Heupel’s offense has changed over the years, using more condensed formations and slowing the tempo in 2025, but the leading narrative is still that Tennessee is an up-tempo offense with wide splits that create advantages that don’t translate to the next level.

ESPN’s Field Yates, for example, recently questioned Tennessee’s offense while discussing Vols wide receiver Chris Brazzell’s outlook for the 2026 NFL Draft.

“You just watch Tennessee tape, and he pops,” said Yates of Brazzell. “He can find ways to generate some separation at the top of his routes. It’s pretty much all on the perimeter. And Tennessee, to their success and credit during the college seasons — not as much during the pro development stage — has had a few of these guys come out as super long, fast, twitchy, athletic perimeter receivers that, at least to this point, haven’t really panned out that much at the NFL level.

“So I do think that will be part of the conversation (with Brazzell). A lot of the route tree at Tennessee is run far, run fast, run straight. Or run far, fast, straight, and then come back to the football. Guys like Cedric Tillman and Jalin Hyatt a few years ago. Remember, they were the talk of the town during that breakout year for Tennessee, and they have not become, at least to this point, super consistent contributors for their respective teams. I think Tillman more so for the Browns than Hyatt. But it’s a little bit of swimming upstream here for Chris Brazzell. I think day two, maybe round three, or late round two for me, with this incredibly gifted athlete.”

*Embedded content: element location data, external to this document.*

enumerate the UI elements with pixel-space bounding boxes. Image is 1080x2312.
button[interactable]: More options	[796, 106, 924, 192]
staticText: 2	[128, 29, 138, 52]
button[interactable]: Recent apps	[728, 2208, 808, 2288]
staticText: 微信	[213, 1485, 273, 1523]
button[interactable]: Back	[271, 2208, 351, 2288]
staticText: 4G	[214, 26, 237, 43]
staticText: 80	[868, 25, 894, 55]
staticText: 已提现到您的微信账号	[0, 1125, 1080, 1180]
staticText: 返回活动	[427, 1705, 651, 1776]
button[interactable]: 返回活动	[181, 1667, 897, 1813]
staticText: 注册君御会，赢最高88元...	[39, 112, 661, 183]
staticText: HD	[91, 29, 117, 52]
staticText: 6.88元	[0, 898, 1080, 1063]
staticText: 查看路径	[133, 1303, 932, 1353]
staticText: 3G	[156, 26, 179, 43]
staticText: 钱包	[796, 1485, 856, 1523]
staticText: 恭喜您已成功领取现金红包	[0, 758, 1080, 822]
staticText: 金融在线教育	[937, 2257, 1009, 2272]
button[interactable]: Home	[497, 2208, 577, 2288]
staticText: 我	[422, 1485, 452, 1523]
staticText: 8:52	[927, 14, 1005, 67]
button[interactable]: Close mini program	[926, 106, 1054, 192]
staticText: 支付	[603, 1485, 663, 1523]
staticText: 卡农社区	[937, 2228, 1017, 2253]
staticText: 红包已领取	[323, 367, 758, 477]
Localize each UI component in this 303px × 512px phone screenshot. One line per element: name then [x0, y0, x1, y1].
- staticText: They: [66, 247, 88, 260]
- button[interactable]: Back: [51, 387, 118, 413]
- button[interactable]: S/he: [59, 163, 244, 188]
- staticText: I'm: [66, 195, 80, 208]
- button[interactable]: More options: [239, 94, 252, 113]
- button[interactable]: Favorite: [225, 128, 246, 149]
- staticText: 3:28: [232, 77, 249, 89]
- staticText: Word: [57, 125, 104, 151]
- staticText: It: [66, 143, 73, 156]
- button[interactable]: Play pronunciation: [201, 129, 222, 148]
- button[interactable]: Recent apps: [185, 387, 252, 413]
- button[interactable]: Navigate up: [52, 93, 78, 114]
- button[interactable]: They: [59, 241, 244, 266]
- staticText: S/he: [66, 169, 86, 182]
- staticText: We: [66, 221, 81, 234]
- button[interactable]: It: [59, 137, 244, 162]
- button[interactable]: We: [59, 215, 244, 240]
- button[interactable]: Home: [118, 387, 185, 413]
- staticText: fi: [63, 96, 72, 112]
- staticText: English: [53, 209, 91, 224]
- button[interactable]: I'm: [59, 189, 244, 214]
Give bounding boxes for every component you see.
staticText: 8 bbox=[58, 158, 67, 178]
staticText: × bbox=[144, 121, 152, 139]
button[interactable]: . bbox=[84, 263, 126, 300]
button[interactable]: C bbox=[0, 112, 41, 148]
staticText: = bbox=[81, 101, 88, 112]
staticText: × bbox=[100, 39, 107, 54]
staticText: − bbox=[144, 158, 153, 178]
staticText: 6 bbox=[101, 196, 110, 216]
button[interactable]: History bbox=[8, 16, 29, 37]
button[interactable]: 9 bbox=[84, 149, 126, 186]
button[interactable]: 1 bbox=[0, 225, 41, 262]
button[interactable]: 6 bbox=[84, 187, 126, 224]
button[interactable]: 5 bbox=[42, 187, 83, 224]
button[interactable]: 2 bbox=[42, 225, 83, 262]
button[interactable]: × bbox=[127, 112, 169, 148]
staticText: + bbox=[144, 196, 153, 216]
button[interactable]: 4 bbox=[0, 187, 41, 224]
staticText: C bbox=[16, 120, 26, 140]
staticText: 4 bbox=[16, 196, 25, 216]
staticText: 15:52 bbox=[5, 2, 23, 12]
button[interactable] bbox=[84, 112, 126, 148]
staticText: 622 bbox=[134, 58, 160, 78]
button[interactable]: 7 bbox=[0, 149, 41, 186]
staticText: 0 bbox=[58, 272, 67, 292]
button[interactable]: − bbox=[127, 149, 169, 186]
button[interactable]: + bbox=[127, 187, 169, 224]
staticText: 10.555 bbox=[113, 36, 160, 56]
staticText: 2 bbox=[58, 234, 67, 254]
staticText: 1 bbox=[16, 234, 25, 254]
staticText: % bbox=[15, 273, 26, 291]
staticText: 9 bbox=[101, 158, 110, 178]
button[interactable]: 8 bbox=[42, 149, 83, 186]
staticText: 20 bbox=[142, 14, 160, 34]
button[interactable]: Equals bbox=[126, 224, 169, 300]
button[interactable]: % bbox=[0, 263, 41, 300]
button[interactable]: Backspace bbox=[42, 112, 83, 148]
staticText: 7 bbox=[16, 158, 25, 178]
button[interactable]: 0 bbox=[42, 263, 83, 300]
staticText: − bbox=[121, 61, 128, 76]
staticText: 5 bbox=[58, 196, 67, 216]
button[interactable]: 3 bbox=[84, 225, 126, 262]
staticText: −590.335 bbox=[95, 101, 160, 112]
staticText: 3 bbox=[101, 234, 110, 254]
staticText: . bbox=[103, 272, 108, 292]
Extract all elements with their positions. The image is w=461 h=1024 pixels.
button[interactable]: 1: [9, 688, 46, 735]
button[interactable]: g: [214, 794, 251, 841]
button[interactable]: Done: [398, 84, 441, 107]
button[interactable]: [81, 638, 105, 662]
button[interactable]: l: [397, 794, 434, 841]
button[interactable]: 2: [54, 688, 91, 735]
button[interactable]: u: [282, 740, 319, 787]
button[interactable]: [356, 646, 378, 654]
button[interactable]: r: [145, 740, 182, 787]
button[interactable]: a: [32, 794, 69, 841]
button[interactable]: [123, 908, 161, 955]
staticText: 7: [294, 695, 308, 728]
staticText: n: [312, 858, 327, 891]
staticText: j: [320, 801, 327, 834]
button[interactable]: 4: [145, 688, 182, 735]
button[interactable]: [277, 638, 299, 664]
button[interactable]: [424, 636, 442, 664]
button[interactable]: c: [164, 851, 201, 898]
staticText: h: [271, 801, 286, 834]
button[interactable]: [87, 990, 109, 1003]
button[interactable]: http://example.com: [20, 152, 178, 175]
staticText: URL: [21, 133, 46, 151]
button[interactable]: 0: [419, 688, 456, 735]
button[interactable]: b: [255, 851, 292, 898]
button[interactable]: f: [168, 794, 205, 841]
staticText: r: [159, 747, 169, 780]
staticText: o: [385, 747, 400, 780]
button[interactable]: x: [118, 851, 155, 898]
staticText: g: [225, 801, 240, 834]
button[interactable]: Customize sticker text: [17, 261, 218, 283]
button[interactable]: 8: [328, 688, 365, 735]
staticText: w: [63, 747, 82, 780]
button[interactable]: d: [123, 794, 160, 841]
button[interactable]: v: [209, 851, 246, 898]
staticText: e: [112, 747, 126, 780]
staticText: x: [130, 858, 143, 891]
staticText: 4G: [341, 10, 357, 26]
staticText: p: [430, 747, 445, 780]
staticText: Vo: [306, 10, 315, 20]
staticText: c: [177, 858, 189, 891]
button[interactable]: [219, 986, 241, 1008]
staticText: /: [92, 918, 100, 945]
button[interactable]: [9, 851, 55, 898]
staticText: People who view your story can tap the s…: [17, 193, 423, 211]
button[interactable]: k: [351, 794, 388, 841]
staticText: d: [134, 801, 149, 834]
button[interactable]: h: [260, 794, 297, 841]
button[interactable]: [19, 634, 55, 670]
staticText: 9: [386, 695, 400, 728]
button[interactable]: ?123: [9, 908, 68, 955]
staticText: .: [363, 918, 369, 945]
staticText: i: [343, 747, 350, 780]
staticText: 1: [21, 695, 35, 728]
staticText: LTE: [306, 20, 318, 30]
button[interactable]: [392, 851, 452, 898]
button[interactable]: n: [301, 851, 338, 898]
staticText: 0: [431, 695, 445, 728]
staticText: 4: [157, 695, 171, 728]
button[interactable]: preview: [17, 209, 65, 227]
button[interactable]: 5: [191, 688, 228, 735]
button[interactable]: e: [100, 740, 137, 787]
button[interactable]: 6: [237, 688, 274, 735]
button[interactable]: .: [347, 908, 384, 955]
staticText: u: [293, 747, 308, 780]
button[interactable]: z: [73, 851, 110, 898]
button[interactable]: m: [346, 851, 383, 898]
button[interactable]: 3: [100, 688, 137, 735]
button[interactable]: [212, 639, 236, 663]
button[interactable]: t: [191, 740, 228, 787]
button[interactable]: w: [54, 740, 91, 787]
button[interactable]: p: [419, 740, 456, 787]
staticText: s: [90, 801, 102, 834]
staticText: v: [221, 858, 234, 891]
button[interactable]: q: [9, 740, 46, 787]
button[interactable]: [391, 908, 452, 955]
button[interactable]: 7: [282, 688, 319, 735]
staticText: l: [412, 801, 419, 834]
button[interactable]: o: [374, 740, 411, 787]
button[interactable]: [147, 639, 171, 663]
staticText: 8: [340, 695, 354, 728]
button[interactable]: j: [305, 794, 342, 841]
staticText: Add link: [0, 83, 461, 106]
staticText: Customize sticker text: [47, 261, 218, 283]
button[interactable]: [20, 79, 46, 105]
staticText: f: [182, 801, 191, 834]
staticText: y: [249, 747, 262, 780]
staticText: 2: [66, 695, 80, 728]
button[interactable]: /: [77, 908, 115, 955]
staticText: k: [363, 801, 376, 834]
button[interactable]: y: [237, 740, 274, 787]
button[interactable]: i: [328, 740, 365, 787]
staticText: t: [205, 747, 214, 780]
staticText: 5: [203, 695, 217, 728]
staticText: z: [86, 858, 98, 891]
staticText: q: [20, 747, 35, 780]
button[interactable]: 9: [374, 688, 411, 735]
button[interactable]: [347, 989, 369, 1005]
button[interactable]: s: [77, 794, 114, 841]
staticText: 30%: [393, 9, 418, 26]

Fox Sports college football analyst Joel Klatt is another talking head that’s recently questioned Tennessee’s offense.

“They (Tennessee) run an old Big 12 Art Briles style of offense that doesn’t compete at the top level,” said Klatt last fall. “It doesn’t win championships, it doesn’t beat quality opponents…Tennessee refuses to allow their team to work as a complementary unit. They just want to go score 50 points and everything else be damned, and you get beat because of it.”

Tennessee’s “new offense” under Josh Heupel shouldn’t have question marks

Tennessee’s offense evolved significantly in 2025. The Volunteers didn’t go up-tempo nearly as often, used more condensed formations, and lined up wide receivers inside the numbers more often than in previous seasons.

“The old offense had questions, the new offense has more NFL traits to it,” explained VolQuest’s Austin Price Tuesday on 104.5 The Zone’s Ramon and Will. “They rehauled and did everything different after two years ago. So, this past year, it’s why the route concepts, the route trees, the route combinations, all the things they do, had much more of an NFL twist to it.

“Before, Bru McCoy lines up at wide out and is split almost to the out of bounds line. And then stays in that same spot the whole game. Now, they move around. And so Brazzell was split out wide right, split out wide left, in the slot, in the slot left. The routes were different. And so I think the people that want to continue to recruit against Josh Heupel want to make that claim that it’s same offense, but it’s not. And they’ll be the first to tell you that. What Dont’e Thornton ran, or what Bru McCoy ran, and what Chris Brazzell ran this past year, are two totally different offenses.”

The only way to bust this narrative for good, outside of winning a national championship, is if a player like Brazzell becomes a star in the NFL.